The strengths of this study include the provision of regional data, as there is insufficient research in this area. The study used standardized data collection tools that followed established criteria to ensure consistency and improve the reliability of the results. The research evaluated multiple complications, including ecchymosis, bleeding, oozing, and hematoma, rather than focusing on a single complication, thereby providing a comprehensive assessment of post-PCI access-site events.
6. RECOMMENDATIONS
Future research should expand to include emergency PCI cases alongside elective procedures, as this would help determine whether complication risks differ in critically ill patients. Extending the observation period to 48–72 hours or until hospital discharge would allow detection of later-onset complications that may be missed.
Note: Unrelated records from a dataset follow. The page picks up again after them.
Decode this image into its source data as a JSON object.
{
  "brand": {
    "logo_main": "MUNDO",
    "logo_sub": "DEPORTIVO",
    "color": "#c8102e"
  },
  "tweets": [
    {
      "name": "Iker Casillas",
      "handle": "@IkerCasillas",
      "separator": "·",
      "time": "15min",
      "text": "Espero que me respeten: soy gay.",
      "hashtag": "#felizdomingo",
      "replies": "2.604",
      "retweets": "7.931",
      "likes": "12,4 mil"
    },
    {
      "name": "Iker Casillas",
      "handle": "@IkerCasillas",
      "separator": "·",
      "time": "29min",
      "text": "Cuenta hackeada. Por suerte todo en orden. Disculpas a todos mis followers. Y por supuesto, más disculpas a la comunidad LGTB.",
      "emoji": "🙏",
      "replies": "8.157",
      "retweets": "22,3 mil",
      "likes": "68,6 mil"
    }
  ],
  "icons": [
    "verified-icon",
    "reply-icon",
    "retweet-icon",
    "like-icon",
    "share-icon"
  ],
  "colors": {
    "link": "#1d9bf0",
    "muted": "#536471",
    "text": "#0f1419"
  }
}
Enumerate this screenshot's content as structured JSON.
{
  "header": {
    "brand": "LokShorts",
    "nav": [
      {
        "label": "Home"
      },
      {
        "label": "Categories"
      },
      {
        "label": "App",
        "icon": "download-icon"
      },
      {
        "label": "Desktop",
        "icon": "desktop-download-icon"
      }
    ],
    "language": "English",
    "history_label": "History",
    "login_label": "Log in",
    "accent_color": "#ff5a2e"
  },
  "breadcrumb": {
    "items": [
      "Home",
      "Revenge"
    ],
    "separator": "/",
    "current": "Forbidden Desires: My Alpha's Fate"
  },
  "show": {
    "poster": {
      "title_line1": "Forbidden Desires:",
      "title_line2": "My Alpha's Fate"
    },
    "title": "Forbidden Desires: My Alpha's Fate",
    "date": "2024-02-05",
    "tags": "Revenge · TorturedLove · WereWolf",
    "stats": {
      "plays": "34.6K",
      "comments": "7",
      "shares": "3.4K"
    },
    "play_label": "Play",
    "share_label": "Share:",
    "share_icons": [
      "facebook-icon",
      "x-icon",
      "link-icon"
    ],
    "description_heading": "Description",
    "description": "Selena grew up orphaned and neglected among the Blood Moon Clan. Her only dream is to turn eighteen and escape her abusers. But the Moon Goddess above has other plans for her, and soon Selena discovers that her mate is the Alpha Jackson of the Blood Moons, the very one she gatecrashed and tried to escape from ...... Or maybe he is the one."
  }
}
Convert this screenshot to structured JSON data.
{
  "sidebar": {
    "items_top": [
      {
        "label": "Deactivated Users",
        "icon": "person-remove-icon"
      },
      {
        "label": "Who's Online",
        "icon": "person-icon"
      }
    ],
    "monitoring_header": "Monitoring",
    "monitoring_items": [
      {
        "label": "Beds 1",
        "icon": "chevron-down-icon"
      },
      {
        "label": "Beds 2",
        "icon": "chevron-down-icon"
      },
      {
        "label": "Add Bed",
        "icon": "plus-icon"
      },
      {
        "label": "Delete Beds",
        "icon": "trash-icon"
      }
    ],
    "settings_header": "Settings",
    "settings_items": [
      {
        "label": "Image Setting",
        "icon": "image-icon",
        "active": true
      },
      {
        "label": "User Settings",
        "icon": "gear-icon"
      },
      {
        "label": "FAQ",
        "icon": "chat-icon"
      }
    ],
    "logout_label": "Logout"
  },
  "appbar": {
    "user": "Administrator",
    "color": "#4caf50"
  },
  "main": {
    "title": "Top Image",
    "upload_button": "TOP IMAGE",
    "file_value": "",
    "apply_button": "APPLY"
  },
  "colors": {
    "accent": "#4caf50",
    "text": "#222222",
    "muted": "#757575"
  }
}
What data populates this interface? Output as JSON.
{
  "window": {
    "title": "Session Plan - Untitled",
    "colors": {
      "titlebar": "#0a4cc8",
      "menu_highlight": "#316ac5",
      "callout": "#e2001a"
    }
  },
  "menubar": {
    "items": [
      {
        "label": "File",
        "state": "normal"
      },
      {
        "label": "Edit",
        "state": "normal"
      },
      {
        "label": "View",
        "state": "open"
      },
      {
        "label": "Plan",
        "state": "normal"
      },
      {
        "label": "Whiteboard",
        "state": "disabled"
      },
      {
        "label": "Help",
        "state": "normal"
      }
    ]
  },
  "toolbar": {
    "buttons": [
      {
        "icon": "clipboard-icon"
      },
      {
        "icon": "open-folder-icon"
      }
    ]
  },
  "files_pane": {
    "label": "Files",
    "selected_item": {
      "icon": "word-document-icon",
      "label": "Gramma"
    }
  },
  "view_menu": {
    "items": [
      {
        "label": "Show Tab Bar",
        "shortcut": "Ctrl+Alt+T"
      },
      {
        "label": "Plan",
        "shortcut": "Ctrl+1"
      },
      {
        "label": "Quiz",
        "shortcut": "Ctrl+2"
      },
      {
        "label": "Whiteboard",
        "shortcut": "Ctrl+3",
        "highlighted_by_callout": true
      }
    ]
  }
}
Closer nursing surveillance is important for older patients, women, and those undergoing femoral access, as these groups consistently demonstrate a higher risk of complications. More frequent site assessments, longer monitoring periods, and clearer discharge instructions tailored to these patients could meaningfully improve outcomes. Importantly, these adjustments are modest and grounded in real patient data, and therefore could strengthen safety and quality of care without requiring major policy changes.
CONCLUSION
Older age, female gender, and femoral access are linked to the presence of vascular access complications after PCI. In contrast, BMI and comorbidities were not significantly related. For nurses, this emphasizes that not all patients carry the same level of risk. Extra attention to older women and those undergoing femoral access, along with greater use of radial access, when possible, may help reduce post-PCI complications.
AUTHORS’ CONTRIBUTIONS
It is hereby acknowledged that all authors have accepted responsibility for the manuscript's content and consented to its submission. They have meticulously reviewed all results and unanimously approved the final version of the manuscript.
LIST OF ABBREVIATIONS
| PCI | = Percutaneous Coronary Intervention |
| BMI | = Body Mass Index |
| CICU | = Cardiac Intensive Care Unit |
| UAE | = United Arab Emirates |
| CVD | = Cardiovascular Disease |
ETHICS APPROVAL AND CONSENT TO PARTICIPATE
Ethical approval was obtained from the University of Sharjah (REC-22-01-22-01-S), the University Hospital of Sharjah (UHS-HERC-121-24012023), and the Ministry of Health and Prevention, Research Ethics Committees (MOHAP/DXB-REC/ S.O-J /No. 92/ 2022).
HUMAN AND ANIMAL RIGHTS
All procedures performed in studies involving human participants were in accordance with the ethical standards of institutional and/or research committee and with the 1975 Declaration of Helsinki, as revised in 2013.
AVAILABILITY OF DATA AND MATERIALS
All data generated or analyzed during this study are included in this published article.
ACKNOWLEDGEMENTS
The authors express sincere gratitude to the nursing and medical teams of the cardiac catheterization laboratory, cardiac intensive care unit, and cardiac wards at both hospitals for their support during data collection.
DECLARATION
The authors acknowledge the use of ChatGPT (developed by OpenAI) to support language refinement and editing during manuscript preparation. The tool was used to improve clarity and coherence in the writing, and all outputs were carefully reviewed and edited by the authors to ensure accuracy and integrity.